The rotation should be done in-place, with O(1) extra space if possible.

Examples

Example 1
Input: nums = [1,2,3,4,5,6,7], k = 3
Output: [5,6,7,1,2,3,4]
Explanation:

Rotate 1 step → [7,1,2,3,4,5,6]
Rotate 2 steps → [6,7,1,2,3,4,5]
Rotate 3 steps → [5,6,7,1,2,3,4]

Example 2
Input: nums = [-1,-100,3,99], k = 2
Output: [3,99,-1,-100]
Explanation:

Rotate 1 step → [99,-1,-100,3]
Rotate 2 steps → [3,99,-1,-100]

Constraints

1 <= nums.length <= 10⁵
-2³¹ <= nums[i] <= 2³¹ - 1
0 <= k <= 10⁵

Intuition

A rotation by k steps means every element moves to the right by k places, wrapping around to the front if needed.
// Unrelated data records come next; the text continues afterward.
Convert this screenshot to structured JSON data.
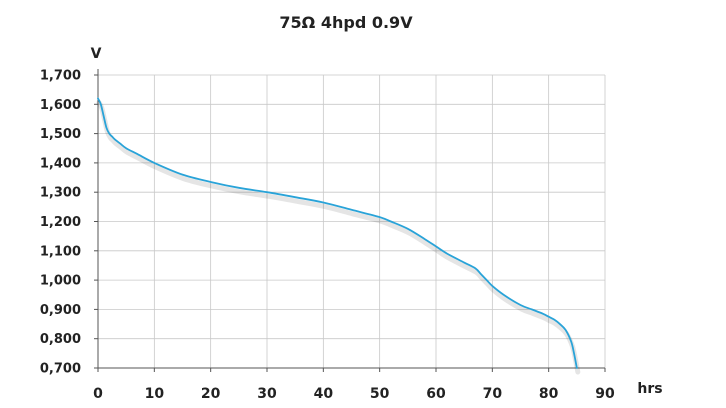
{
  "chart_data": {
    "type": "line",
    "title": "75Ω 4hpd 0.9V",
    "ylabel": "V",
    "xlabel": "hrs",
    "xlim": [
      0,
      90
    ],
    "ylim": [
      0.7,
      1.7
    ],
    "grid": true,
    "x_ticks": [
      0,
      10,
      20,
      30,
      40,
      50,
      60,
      70,
      80,
      90
    ],
    "x_tick_labels": [
      "0",
      "10",
      "20",
      "30",
      "40",
      "50",
      "60",
      "70",
      "80",
      "90"
    ],
    "y_ticks": [
      0.7,
      0.8,
      0.9,
      1.0,
      1.1,
      1.2,
      1.3,
      1.4,
      1.5,
      1.6,
      1.7
    ],
    "y_tick_labels": [
      "0,700",
      "0,800",
      "0,900",
      "1,000",
      "1,100",
      "1,200",
      "1,300",
      "1,400",
      "1,500",
      "1,600",
      "1,700"
    ],
    "line_color": "#29a3d8",
    "series": [
      {
        "x": [
          0,
          0.5,
          1,
          1.5,
          2,
          2.5,
          3,
          4,
          5,
          7,
          10,
          15,
          20,
          25,
          30,
          35,
          40,
          45,
          50,
          52,
          55,
          58,
          60,
          62,
          65,
          67,
          68,
          69,
          70,
          72,
          75,
          77,
          79,
          80,
          81,
          82,
          83,
          84,
          84.5,
          85
        ],
        "y": [
          1.62,
          1.6,
          1.56,
          1.52,
          1.5,
          1.49,
          1.48,
          1.465,
          1.45,
          1.43,
          1.4,
          1.36,
          1.335,
          1.315,
          1.3,
          1.283,
          1.265,
          1.24,
          1.215,
          1.2,
          1.175,
          1.14,
          1.115,
          1.09,
          1.06,
          1.04,
          1.02,
          1.0,
          0.98,
          0.95,
          0.915,
          0.9,
          0.885,
          0.875,
          0.865,
          0.85,
          0.83,
          0.79,
          0.75,
          0.7
        ]
      }
    ]
  }
}
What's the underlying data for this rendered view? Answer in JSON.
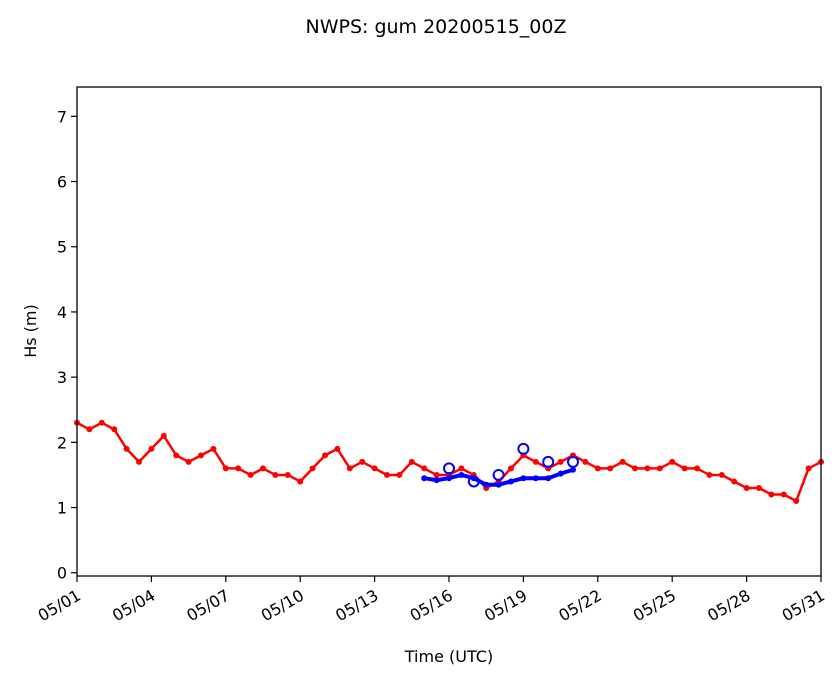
{
  "chart_data": {
    "type": "line",
    "title": "NWPS: gum 20200515_00Z",
    "xlabel": "Time (UTC)",
    "ylabel": "Hs (m)",
    "x_range": [
      "2020-05-01",
      "2020-05-31"
    ],
    "ylim": [
      -0.05,
      7.45
    ],
    "x_ticks": [
      "05/01",
      "05/04",
      "05/07",
      "05/10",
      "05/13",
      "05/16",
      "05/19",
      "05/22",
      "05/25",
      "05/28",
      "05/31"
    ],
    "y_ticks": [
      "0",
      "1",
      "2",
      "3",
      "4",
      "5",
      "6",
      "7"
    ],
    "grid": false,
    "series": [
      {
        "role": "observed",
        "color": "#ff0000",
        "marker": "dot",
        "x": [
          "2020-05-01 00:00",
          "2020-05-01 12:00",
          "2020-05-02 00:00",
          "2020-05-02 12:00",
          "2020-05-03 00:00",
          "2020-05-03 12:00",
          "2020-05-04 00:00",
          "2020-05-04 12:00",
          "2020-05-05 00:00",
          "2020-05-05 12:00",
          "2020-05-06 00:00",
          "2020-05-06 12:00",
          "2020-05-07 00:00",
          "2020-05-07 12:00",
          "2020-05-08 00:00",
          "2020-05-08 12:00",
          "2020-05-09 00:00",
          "2020-05-09 12:00",
          "2020-05-10 00:00",
          "2020-05-10 12:00",
          "2020-05-11 00:00",
          "2020-05-11 12:00",
          "2020-05-12 00:00",
          "2020-05-12 12:00",
          "2020-05-13 00:00",
          "2020-05-13 12:00",
          "2020-05-14 00:00",
          "2020-05-14 12:00",
          "2020-05-15 00:00",
          "2020-05-15 12:00",
          "2020-05-16 00:00",
          "2020-05-16 12:00",
          "2020-05-17 00:00",
          "2020-05-17 12:00",
          "2020-05-18 00:00",
          "2020-05-18 12:00",
          "2020-05-19 00:00",
          "2020-05-19 12:00",
          "2020-05-20 00:00",
          "2020-05-20 12:00",
          "2020-05-21 00:00",
          "2020-05-21 12:00",
          "2020-05-22 00:00",
          "2020-05-22 12:00",
          "2020-05-23 00:00",
          "2020-05-23 12:00",
          "2020-05-24 00:00",
          "2020-05-24 12:00",
          "2020-05-25 00:00",
          "2020-05-25 12:00",
          "2020-05-26 00:00",
          "2020-05-26 12:00",
          "2020-05-27 00:00",
          "2020-05-27 12:00",
          "2020-05-28 00:00",
          "2020-05-28 12:00",
          "2020-05-29 00:00",
          "2020-05-29 12:00",
          "2020-05-30 00:00",
          "2020-05-30 12:00",
          "2020-05-31 00:00"
        ],
        "y": [
          2.3,
          2.2,
          2.3,
          2.2,
          1.9,
          1.7,
          1.9,
          2.1,
          1.8,
          1.7,
          1.8,
          1.9,
          1.6,
          1.6,
          1.5,
          1.6,
          1.5,
          1.5,
          1.4,
          1.6,
          1.8,
          1.9,
          1.6,
          1.7,
          1.6,
          1.5,
          1.5,
          1.7,
          1.6,
          1.5,
          1.5,
          1.6,
          1.5,
          1.3,
          1.4,
          1.6,
          1.8,
          1.7,
          1.6,
          1.7,
          1.8,
          1.7,
          1.6,
          1.6,
          1.7,
          1.6,
          1.6,
          1.6,
          1.7,
          1.6,
          1.6,
          1.5,
          1.5,
          1.4,
          1.3,
          1.3,
          1.2,
          1.2,
          1.1,
          1.6,
          1.7
        ]
      },
      {
        "role": "forecast",
        "color": "#0000ff",
        "marker": "dot",
        "x": [
          "2020-05-15 00:00",
          "2020-05-15 12:00",
          "2020-05-16 00:00",
          "2020-05-16 12:00",
          "2020-05-17 00:00",
          "2020-05-17 12:00",
          "2020-05-18 00:00",
          "2020-05-18 12:00",
          "2020-05-19 00:00",
          "2020-05-19 12:00",
          "2020-05-20 00:00",
          "2020-05-20 12:00",
          "2020-05-21 00:00"
        ],
        "y": [
          1.45,
          1.42,
          1.45,
          1.5,
          1.45,
          1.35,
          1.35,
          1.4,
          1.45,
          1.45,
          1.45,
          1.52,
          1.58
        ]
      },
      {
        "role": "daily-markers",
        "color": "#0000ff",
        "marker": "open-circle",
        "x": [
          "2020-05-16 00:00",
          "2020-05-17 00:00",
          "2020-05-18 00:00",
          "2020-05-19 00:00",
          "2020-05-20 00:00",
          "2020-05-21 00:00"
        ],
        "y": [
          1.6,
          1.4,
          1.5,
          1.9,
          1.7,
          1.7
        ]
      }
    ]
  }
}
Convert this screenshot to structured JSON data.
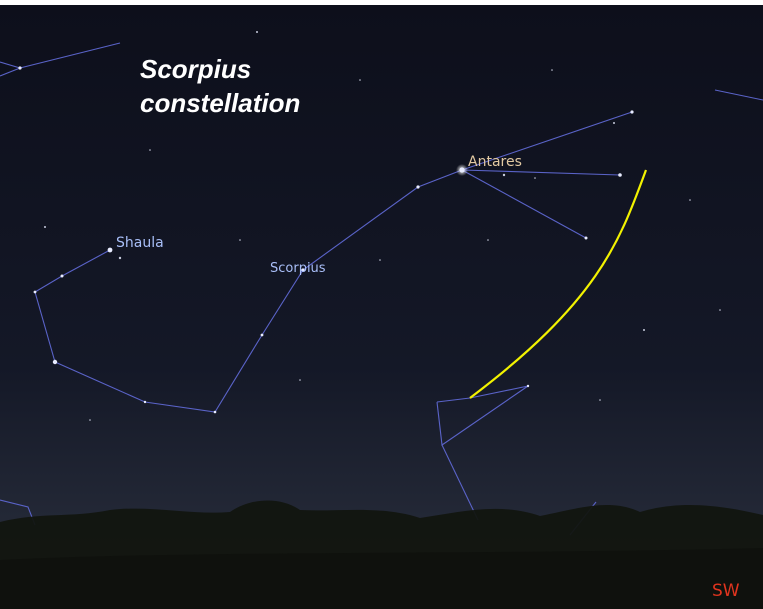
{
  "title": {
    "line1": "Scorpius",
    "line2": "constellation"
  },
  "labels": {
    "antares": "Antares",
    "shaula": "Shaula",
    "scorpius": "Scorpius"
  },
  "compass": "SW"
}
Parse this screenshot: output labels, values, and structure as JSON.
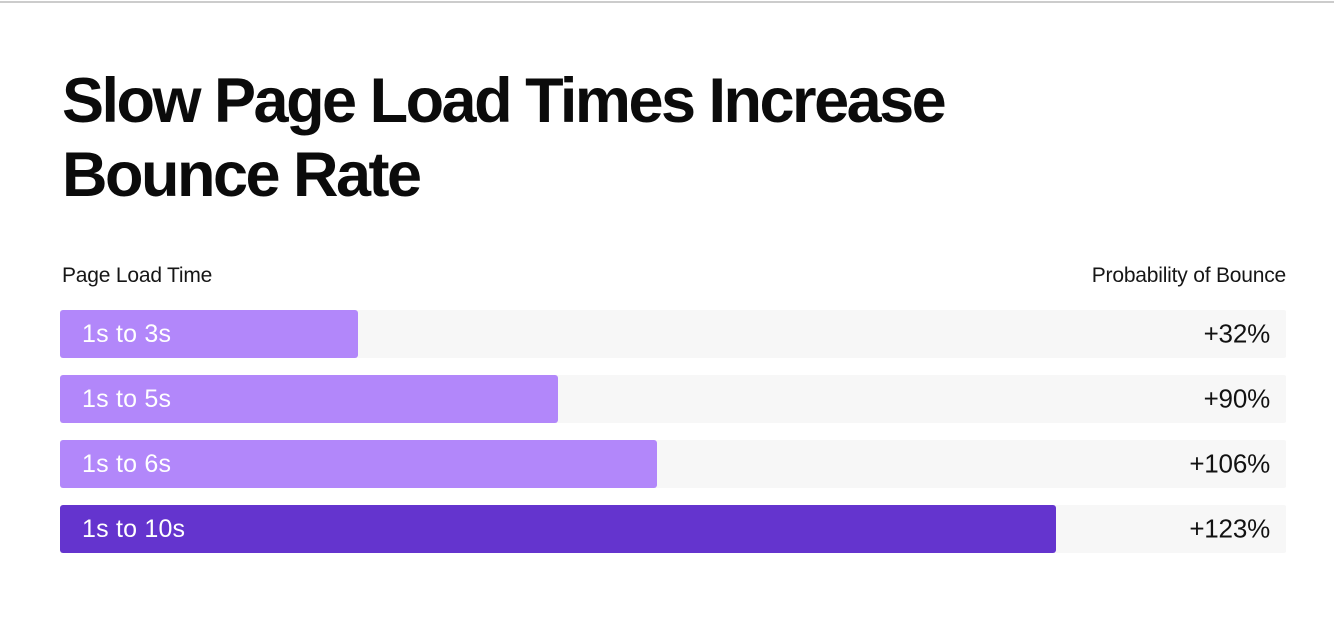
{
  "page": {
    "background": "#ffffff",
    "top_rule_color": "#cccccc"
  },
  "header": {
    "title": "Slow Page Load Times Increase Bounce Rate"
  },
  "chart": {
    "left_header": "Page Load Time",
    "right_header": "Probability of Bounce",
    "rows": [
      {
        "label": "1s to 3s",
        "value_label": "+32%",
        "width_pct": 24.3,
        "color": "bar_light"
      },
      {
        "label": "1s to 5s",
        "value_label": "+90%",
        "width_pct": 40.6,
        "color": "bar_light"
      },
      {
        "label": "1s to 6s",
        "value_label": "+106%",
        "width_pct": 48.7,
        "color": "bar_light"
      },
      {
        "label": "1s to 10s",
        "value_label": "+123%",
        "width_pct": 81.2,
        "color": "bar_dark"
      }
    ]
  },
  "colors": {
    "bar_light": "#b287fa",
    "bar_dark": "#6434ce",
    "track": "#f7f7f7"
  },
  "chart_data": {
    "type": "bar",
    "orientation": "horizontal",
    "title": "Slow Page Load Times Increase Bounce Rate",
    "categories": [
      "1s to 3s",
      "1s to 5s",
      "1s to 6s",
      "1s to 10s"
    ],
    "values": [
      32,
      90,
      106,
      123
    ],
    "value_labels": [
      "+32%",
      "+90%",
      "+106%",
      "+123%"
    ],
    "xlabel": "Page Load Time",
    "ylabel": "Probability of Bounce",
    "bar_length_proportional_to_seconds": [
      3,
      5,
      6,
      10
    ],
    "legend": "none",
    "grid": false
  }
}
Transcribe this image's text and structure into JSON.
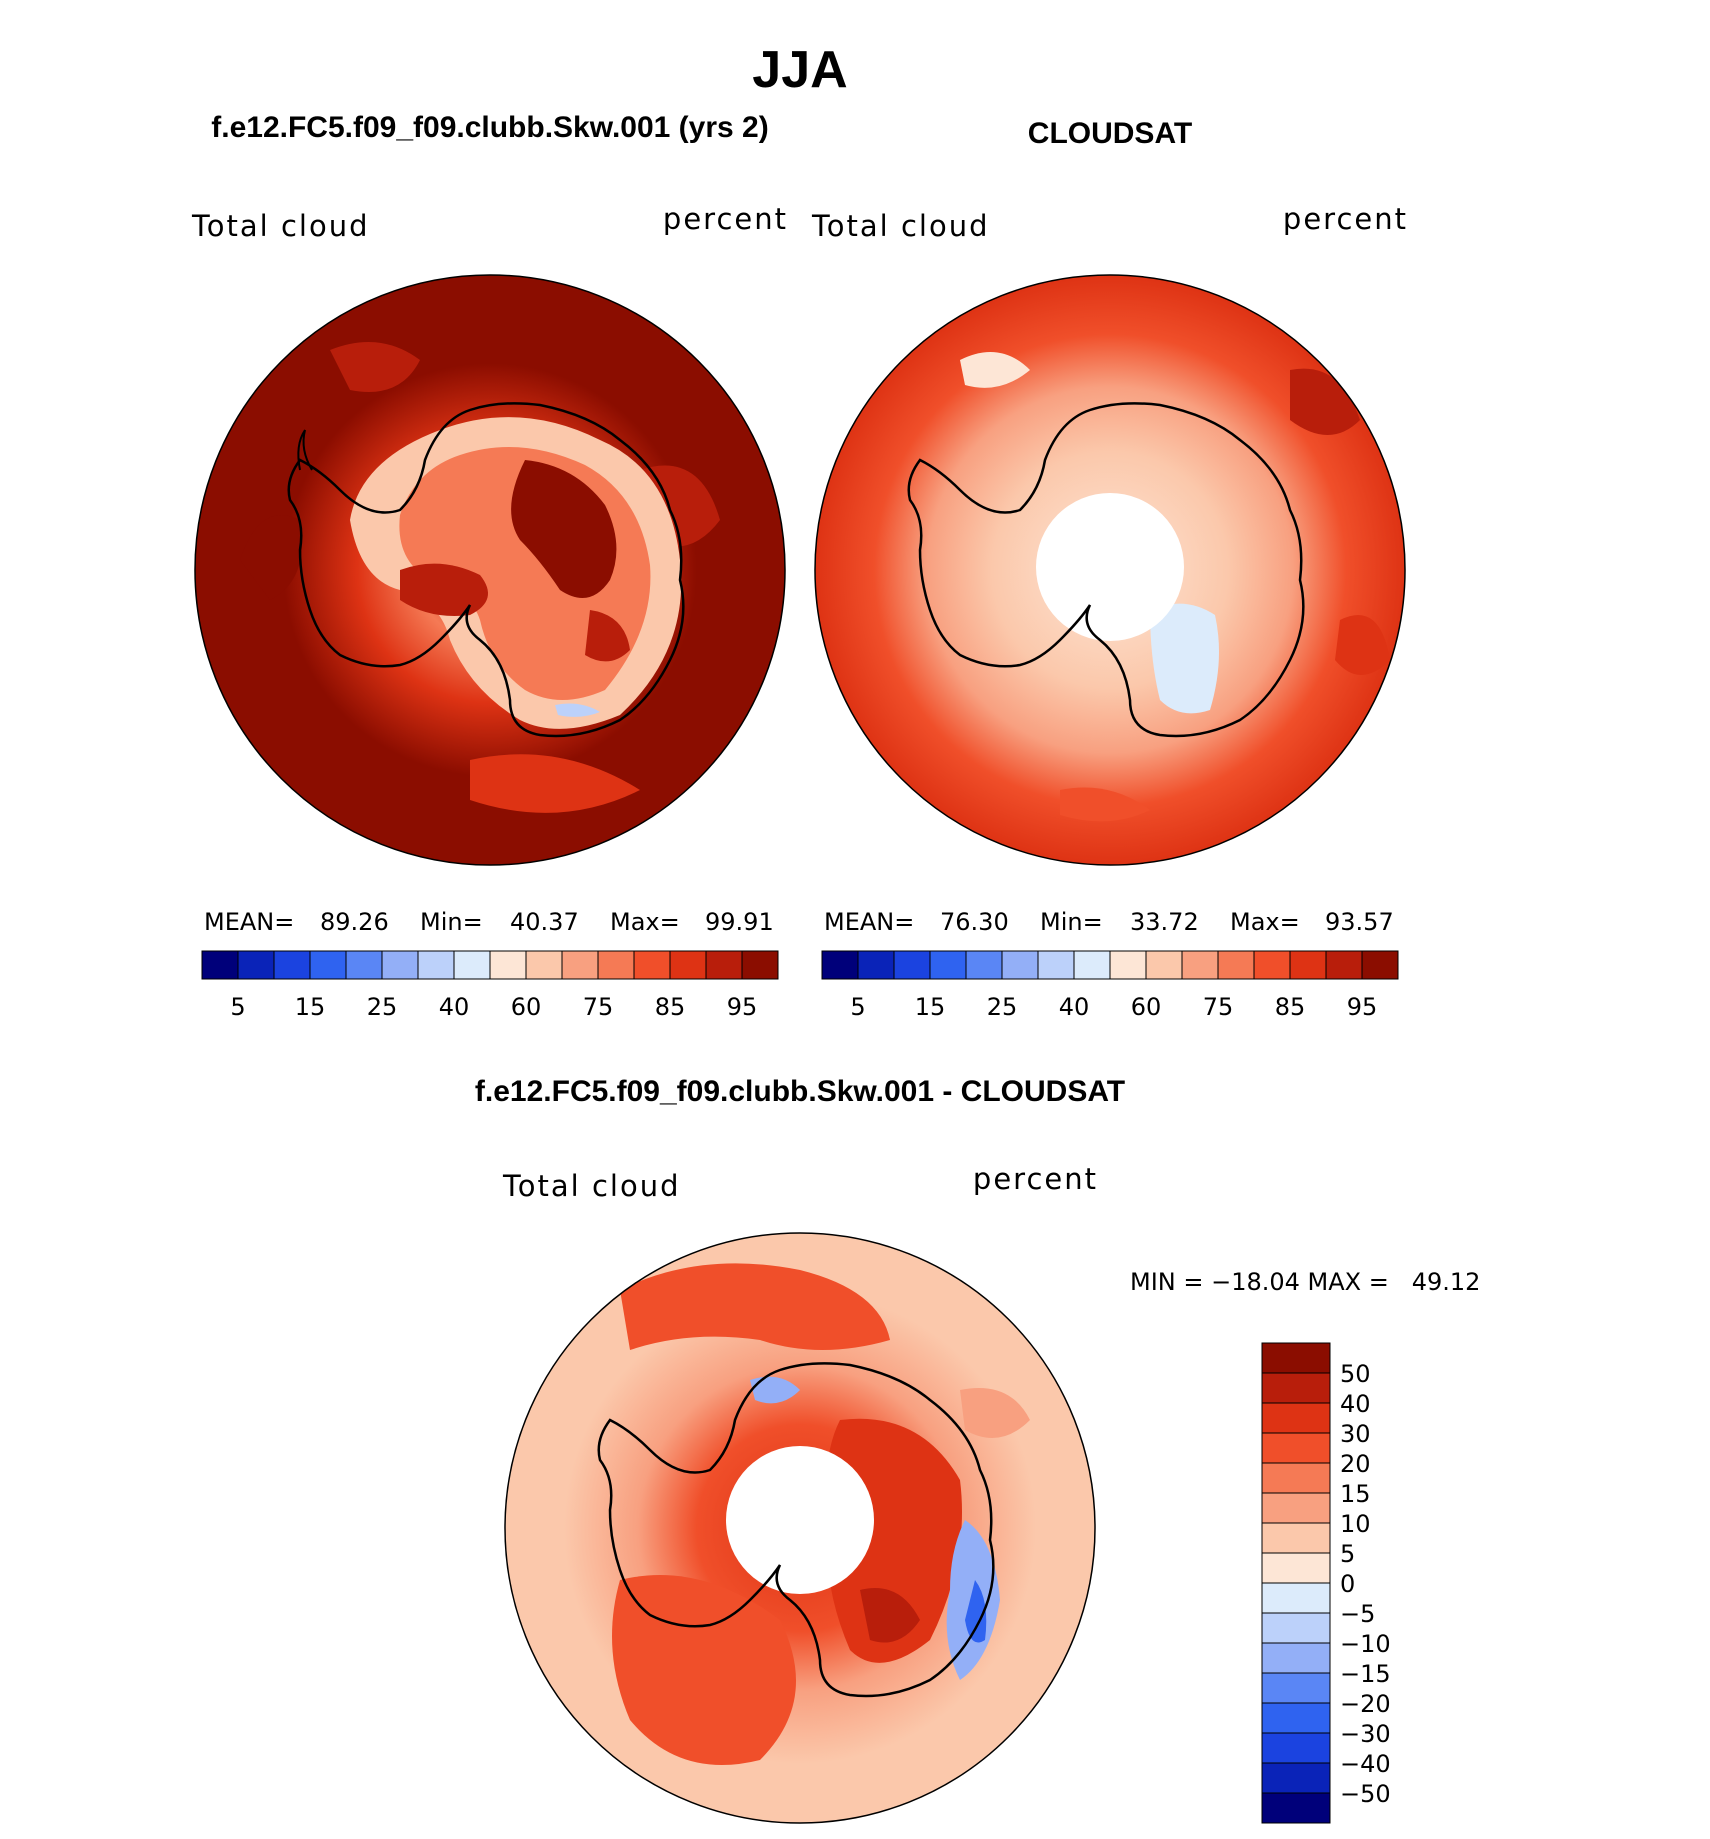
{
  "page_title": "JJA",
  "colors": {
    "ink": "#000000",
    "seq_scale": [
      "#00007a",
      "#0a23b8",
      "#1b43e0",
      "#2f63f0",
      "#5a86f5",
      "#93aff7",
      "#bcd1fa",
      "#dcebfb",
      "#fde6d6",
      "#fbc8ab",
      "#f8a080",
      "#f57a55",
      "#f04f2a",
      "#de3314",
      "#b81e0b",
      "#8b0d00"
    ],
    "diff_scale": [
      "#00007a",
      "#0a23b8",
      "#1b43e0",
      "#2f63f0",
      "#5a86f5",
      "#93aff7",
      "#bcd1fa",
      "#dcebfb",
      "#fde6d6",
      "#fbc8ab",
      "#f8a080",
      "#f57a55",
      "#f04f2a",
      "#de3314",
      "#b81e0b",
      "#8b0d00"
    ]
  },
  "panels": {
    "model": {
      "title": "f.e12.FC5.f09_f09.clubb.Skw.001 (yrs 2)",
      "variable": "Total cloud",
      "units": "percent",
      "mean_label": "MEAN=",
      "mean_value": "89.26",
      "min_label": "Min=",
      "min_value": "40.37",
      "max_label": "Max=",
      "max_value": "99.91"
    },
    "obs": {
      "title": "CLOUDSAT",
      "variable": "Total cloud",
      "units": "percent",
      "mean_label": "MEAN=",
      "mean_value": "76.30",
      "min_label": "Min=",
      "min_value": "33.72",
      "max_label": "Max=",
      "max_value": "93.57"
    },
    "diff": {
      "title": "f.e12.FC5.f09_f09.clubb.Skw.001 - CLOUDSAT",
      "variable": "Total cloud",
      "units": "percent",
      "minmax_text": "MIN = −18.04 MAX =   49.12"
    }
  },
  "colorbar_labels": [
    "5",
    "15",
    "25",
    "40",
    "60",
    "75",
    "85",
    "95"
  ],
  "diff_colorbar_labels": [
    "50",
    "40",
    "30",
    "20",
    "15",
    "10",
    "5",
    "0",
    "−5",
    "−10",
    "−15",
    "−20",
    "−30",
    "−40",
    "−50"
  ]
}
Instead of moving each element one by one (which is inefficient), we can use reversal to rotate the array in-place efficiently.

Approach

To rotate the array to the right by k steps:

Normalize k by doing k %= n (since rotating by n brings the array to the same state).
Reverse the first part: nums[0...n-k-1]
Reverse the second part: nums[n-k...n-1]
Reverse the entire array: nums[0...n-1]

This effectively rotates the array by k steps.

Code (Java)

class Solution {
    public void rotate(int[] nums, int k) {
        int n = nums.length;
        k %= n;
        if (k == 0) return;
        reverse(nums, 0, n - k - 1);
        reverse(nums, n - k, n - 1);
        reverse(nums, 0, n - 1);
    }

    public void reverse(int[] nums, int s, int e) {
        while (s < e) {
            nums[s] = nums[s] ^ nums[e];
            nums[e] = nums[s] ^ nums[e];
            nums[s] = nums[s] ^ nums[e];
            s++;
            e--;
        }
    }
}

Note: The reverse function uses the XOR swap technique to swap elements in-place without using a temporary variable.

Time and Space Complexity

Time Complexity: O(n)
Each element is visited at most twice during reversal.
Space Complexity: O(1)
Reversals are performed in-place with constant space.

Dry Run

Input: `nums = [1,2,3,4,5,6,7]`, `k = 3`

k %= 7 → k = 3
Reverse nums[0...3] → Reverse [1,2,3,4] → [4,3,2,1,5,6,7]
Reverse nums[4...6] → Reverse [5,6,7] → [4,3,2,1,7,6,5]
Reverse the whole array → Reverse [4,3,2,1,7,6,5] → [5,6,7,1,2,3,4]

Output: [5,6,7,1,2,3,4]

Conclusion

This is an optimal in-place solution using the three-reversal technique to rotate the array. It ensures linear time complexity and constant space, fulfilling both efficiency and in-place requirements.